Meat and fish, however, remained more local and seasonal. Freshly slaughtered meat was mostly to be found on Europe’s tables in spring and autumn, although a proportion was also preserved by pickling in brine, or salting, smoking, spicing and drying it. The resulting raw or cooked sausages had a rich variety of shapes, colours, flavours and names. For François Rabelais, they were the height of cuisine and a subject of ribald fun. Fish became second only to grain as a commercialized foodstuff. Fishing was a great source of employment and an even more important ‘ghost acreage’ of food reserve. White cod (from the Atlantic) was salted. Red cod (from the Mediterranean and Atlantic) was smoked. Herring was fished from the northern Atlantic. Eels, caught around the sluices of the newly drained marshland in the Netherlands, were sold in bulk in the fish markets of Amsterdam and London. If, as seems possible, global cooling brought the migratory shoals of herring southward, it made their commercial fishing that much easier. Europe’s northwest Atlantic marine calorific reservoir was more important than its American ‘ghost acreage’ in the years up to 1650 in making up the dietary shortfalls that resulted from population growth and climatic uncertainty.

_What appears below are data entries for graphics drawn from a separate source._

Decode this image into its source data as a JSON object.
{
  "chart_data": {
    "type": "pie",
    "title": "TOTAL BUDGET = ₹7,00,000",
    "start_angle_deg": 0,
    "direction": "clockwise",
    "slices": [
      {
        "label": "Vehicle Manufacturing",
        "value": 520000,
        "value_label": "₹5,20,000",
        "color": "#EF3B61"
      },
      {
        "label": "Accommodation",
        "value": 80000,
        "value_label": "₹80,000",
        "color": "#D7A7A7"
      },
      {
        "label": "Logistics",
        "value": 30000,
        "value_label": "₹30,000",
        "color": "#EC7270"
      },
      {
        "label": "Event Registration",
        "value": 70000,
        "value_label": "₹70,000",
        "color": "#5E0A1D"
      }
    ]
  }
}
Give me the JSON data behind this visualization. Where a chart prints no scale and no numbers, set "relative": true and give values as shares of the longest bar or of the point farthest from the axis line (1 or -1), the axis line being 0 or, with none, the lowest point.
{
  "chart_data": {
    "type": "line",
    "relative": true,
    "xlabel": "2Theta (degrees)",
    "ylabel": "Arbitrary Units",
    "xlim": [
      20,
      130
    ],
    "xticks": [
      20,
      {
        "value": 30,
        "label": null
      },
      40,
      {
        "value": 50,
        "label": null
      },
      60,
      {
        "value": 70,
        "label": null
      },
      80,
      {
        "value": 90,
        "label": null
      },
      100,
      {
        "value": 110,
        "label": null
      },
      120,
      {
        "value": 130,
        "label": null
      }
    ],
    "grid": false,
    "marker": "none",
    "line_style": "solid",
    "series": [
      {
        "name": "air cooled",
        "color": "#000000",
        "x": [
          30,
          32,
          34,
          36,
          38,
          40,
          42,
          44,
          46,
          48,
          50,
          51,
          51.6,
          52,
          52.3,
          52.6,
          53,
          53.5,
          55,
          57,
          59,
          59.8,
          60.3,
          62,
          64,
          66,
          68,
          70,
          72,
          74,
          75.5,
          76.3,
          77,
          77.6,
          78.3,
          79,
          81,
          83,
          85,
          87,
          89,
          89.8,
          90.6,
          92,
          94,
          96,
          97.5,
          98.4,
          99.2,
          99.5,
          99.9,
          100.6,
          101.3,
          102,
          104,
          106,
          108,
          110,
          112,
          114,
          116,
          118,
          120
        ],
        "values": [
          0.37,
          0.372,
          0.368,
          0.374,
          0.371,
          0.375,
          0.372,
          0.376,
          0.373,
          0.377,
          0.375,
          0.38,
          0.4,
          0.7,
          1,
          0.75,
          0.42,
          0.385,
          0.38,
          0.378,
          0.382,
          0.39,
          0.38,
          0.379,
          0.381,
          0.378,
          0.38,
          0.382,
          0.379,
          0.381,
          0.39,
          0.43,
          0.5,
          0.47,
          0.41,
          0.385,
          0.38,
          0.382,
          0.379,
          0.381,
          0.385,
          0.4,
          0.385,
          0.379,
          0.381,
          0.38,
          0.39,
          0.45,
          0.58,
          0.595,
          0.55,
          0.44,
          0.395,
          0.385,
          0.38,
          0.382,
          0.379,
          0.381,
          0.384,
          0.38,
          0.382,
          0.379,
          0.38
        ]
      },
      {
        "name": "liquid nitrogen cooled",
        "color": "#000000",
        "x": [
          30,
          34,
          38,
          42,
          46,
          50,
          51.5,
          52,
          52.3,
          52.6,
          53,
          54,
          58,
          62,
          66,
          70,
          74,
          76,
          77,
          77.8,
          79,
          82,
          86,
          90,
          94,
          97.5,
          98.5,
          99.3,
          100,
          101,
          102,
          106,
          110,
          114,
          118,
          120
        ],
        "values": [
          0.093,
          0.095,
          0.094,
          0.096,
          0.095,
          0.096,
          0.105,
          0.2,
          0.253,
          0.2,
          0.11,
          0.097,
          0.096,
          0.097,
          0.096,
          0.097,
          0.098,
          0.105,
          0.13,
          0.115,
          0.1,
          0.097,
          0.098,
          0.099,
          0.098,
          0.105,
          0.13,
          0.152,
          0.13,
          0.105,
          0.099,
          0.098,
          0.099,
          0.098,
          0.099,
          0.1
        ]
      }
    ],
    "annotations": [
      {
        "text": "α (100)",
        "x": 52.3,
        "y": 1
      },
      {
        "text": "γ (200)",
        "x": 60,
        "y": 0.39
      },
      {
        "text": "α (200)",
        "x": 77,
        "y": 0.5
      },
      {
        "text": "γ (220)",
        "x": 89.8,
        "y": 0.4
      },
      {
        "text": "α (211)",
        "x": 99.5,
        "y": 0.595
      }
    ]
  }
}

There are no entirely convincing and comprehensive explanations for the patterns of human mortality in this period. The devastating impact of demographic crises is evident. But no one can be sure about the relationship between epidemic disease and under-nourishment even though there clearly was one. That is because there is insufficient evidence about people’s diets and about the changing relationship of man to microbe, flea and rat. There is no explanation for why some communities escaped major demographic crises from one generation to another, whereas others did not. Much must have depended on the most vulnerable members of communities, those least able to feed and fend for themselves, or those who were the most mobile and the most likely to carry infectious disease from one locality to another. The aetiology of epidemic disease remains uncertain, and the impact of harvest failure was localized. Europe’s demographic growth was vulnerable to the inveterate forces of nature, but also to those of human conflict. In southern and central Europe, the gains of the sixteenth century were mostly wiped out in the first half of the seventeenth. The resilience in other regions, especially the economically advanced northwestern Europe, accentuated the regional divergences which pulled Christendom in different directions.